Time is Running Out to Keep Ukraine Together

May 31, 2024
James George Jatras
Deputy Director, AIU

As predicted, western governments lost no time in proclaiming billionaire Petro Poroshenko’s first-round election win as cementing his “legitimacy” as president of all of Ukraine. Buoyed with what was touted as a national “mandate,” the president-elect of some Ukrainians stated his determination to move forward on what already appears to be a contradictory and unobtainable set of priorities.

Poroshenko’s pre-election promises that he would be ready to negotiate with Ukraine’s east and south to stabilize the country under a decentralized structure appear to be rapidly abandoned after the vote. No step has been taken to broaden “roundtable” discussion by the interim Kiev administration by including representatives of the autonomous republics declared in Donetsk and Lugansk, while Poroshenko’s earlier conciliatory line has been replaced with condemnation of “terrorists,” “bandits,” and “pirates.” Indeed, he endorsed the offensive still being waged against the east by the interim administration, and called for it to be successfully concluded not in months but in hours.

While Poroshenko doesn’t take office until June 7, military actions in the east are consistent with his militant words. On Monday, May 26, the day after the presidential vote, forces controlled by Kiev used fighter jets and helicopter gunships to kill dozens of pro-autonomy fighters at Donetsk Sergey Prokofiev International Airport.
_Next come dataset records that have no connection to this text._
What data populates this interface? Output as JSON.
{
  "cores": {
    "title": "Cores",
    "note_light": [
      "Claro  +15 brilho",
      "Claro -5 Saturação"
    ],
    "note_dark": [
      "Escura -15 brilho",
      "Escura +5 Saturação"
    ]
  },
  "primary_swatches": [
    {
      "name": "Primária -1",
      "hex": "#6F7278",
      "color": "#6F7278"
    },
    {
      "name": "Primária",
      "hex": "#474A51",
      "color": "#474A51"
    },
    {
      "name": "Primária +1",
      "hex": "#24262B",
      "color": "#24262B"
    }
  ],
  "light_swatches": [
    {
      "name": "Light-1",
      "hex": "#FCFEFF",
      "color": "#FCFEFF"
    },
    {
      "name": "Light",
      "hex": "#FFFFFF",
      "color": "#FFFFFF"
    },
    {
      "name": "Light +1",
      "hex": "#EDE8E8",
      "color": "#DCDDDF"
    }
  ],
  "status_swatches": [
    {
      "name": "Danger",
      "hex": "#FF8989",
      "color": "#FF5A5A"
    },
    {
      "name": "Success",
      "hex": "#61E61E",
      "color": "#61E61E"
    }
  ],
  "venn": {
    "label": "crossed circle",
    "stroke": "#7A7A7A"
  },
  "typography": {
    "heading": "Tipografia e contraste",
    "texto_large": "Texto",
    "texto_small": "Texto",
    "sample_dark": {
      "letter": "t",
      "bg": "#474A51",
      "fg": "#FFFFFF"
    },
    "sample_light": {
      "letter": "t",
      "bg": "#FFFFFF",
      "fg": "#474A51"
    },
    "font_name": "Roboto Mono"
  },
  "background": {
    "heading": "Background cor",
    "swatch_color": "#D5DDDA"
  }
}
Shelling has taken place in civilian areas of Slavyansk, Kramatorsk, and other towns with an unknown number of casualties. (Western governments that had threatened ousted president Viktor Yanukovych with sanctions for sending in riot police against armed and violent demonstrators on the streets of Kiev have raised no concerns about the use of air power and artillery in eastern Ukraine.)

The local Donetsk militia struck back fast and hard. On Thursday, May 29, militia used a portable air defense missile – presumably supplied by Russia – to shoot down a Mi-8 helicopter on the outskirts of Slavyansk. More than a dozen pro-Kiev servicemen were killed, including Serhiy Kulchytskiy, in charge of training the National Guard – a new force recruited largely from Praviy Sektor and other radical nationalist groups in light of Kiev’s inability to rely on the country’s regular armed forces in suppressing their eastern countrymen. (An interesting detail: pro-Kiev media report that six of those killed – almost half of the total number on the helicopter – were from Ivano-Frankivsk. This strongly suggests they were National Guard, not regular military. It also raises the question of whether they might have been members of Praviy Sektor or a similar group being integrated into the National Guard and sent out to subdue the easterners.)

“These criminal acts of the enemies of the Ukrainian people will not go unpunished,” Poroshenko was quoted as saying after the downing of the helicopter. “We are Russians, and we will take revenge for everything the Ukrainians have done to us. We will be here until the very end,” said “Chrome,” a 29-year-old native of the Ukrainian port city of Mariupol on the Sea of Azov, referring to the deaths of his comrades at the airport.

Funerals and vows of revenge on both sides – we have seen this before. In Yugoslavia. In Syria. This is how civil wars start, and once started prove very difficult to stop as more and more people on both sides are pulled into the vortex of violence and vengeance.

Perhaps there is still time and opportunity to pull back from the brink and to put Ukraine back together. But some believe it already has gone too far, and that a “point of no return” has been reached:

Many here see no way for Ukraine to remain united. Only seven of 22 voting districts in the Donetsk region were active for Sunday’s polling, according to Ukraine’s central election commission.

“The point of no return has been crossed. We can’t live with them any longer,” said Pavel Petruk, a 56-year-old pensioner with a graying horseshoe mustache who stood by a statue of Lenin outside a polling site in Dobropolye but did not vote. “The only peaceful solution is for Ukraine to get out of the Donbas.”

The Donbas, which includes Donetsk and the neighboring Luhansk region, is a landscape by turns bucolic and distressed. Along the same roads, cows graze by riverbanks and chimneys spit black smoke from decaying factories. Since the revolution in Kiev drove President Viktor Yanukovych from power in February, the Donbas has also become a patchwork of conflicted loyalties.

“Many people are against the Kiev government, and they provoked that reaction against themselves with their actions, their laws and their military operations,” said Vladimir, a senior officer from the Ukrainian Interior Ministry who watched over a polling site in Krasnoarmeysk, one of the few eastern cities where voting occurred. He explained that a sense of duty kept him at his post, not allegiance to the country’s current leaders.

“If we don’t find a common language now, there will be a long partisan war,” he added.

It can only be guessed how much farther down this road Ukraine will have traveled by the time Poroshenko formally takes office. If he wants to keep the country together, there may be still be time to “find a common language” with the east. But if he hopes to do so, the violent offensive must stop immediately and real negotiations must begin.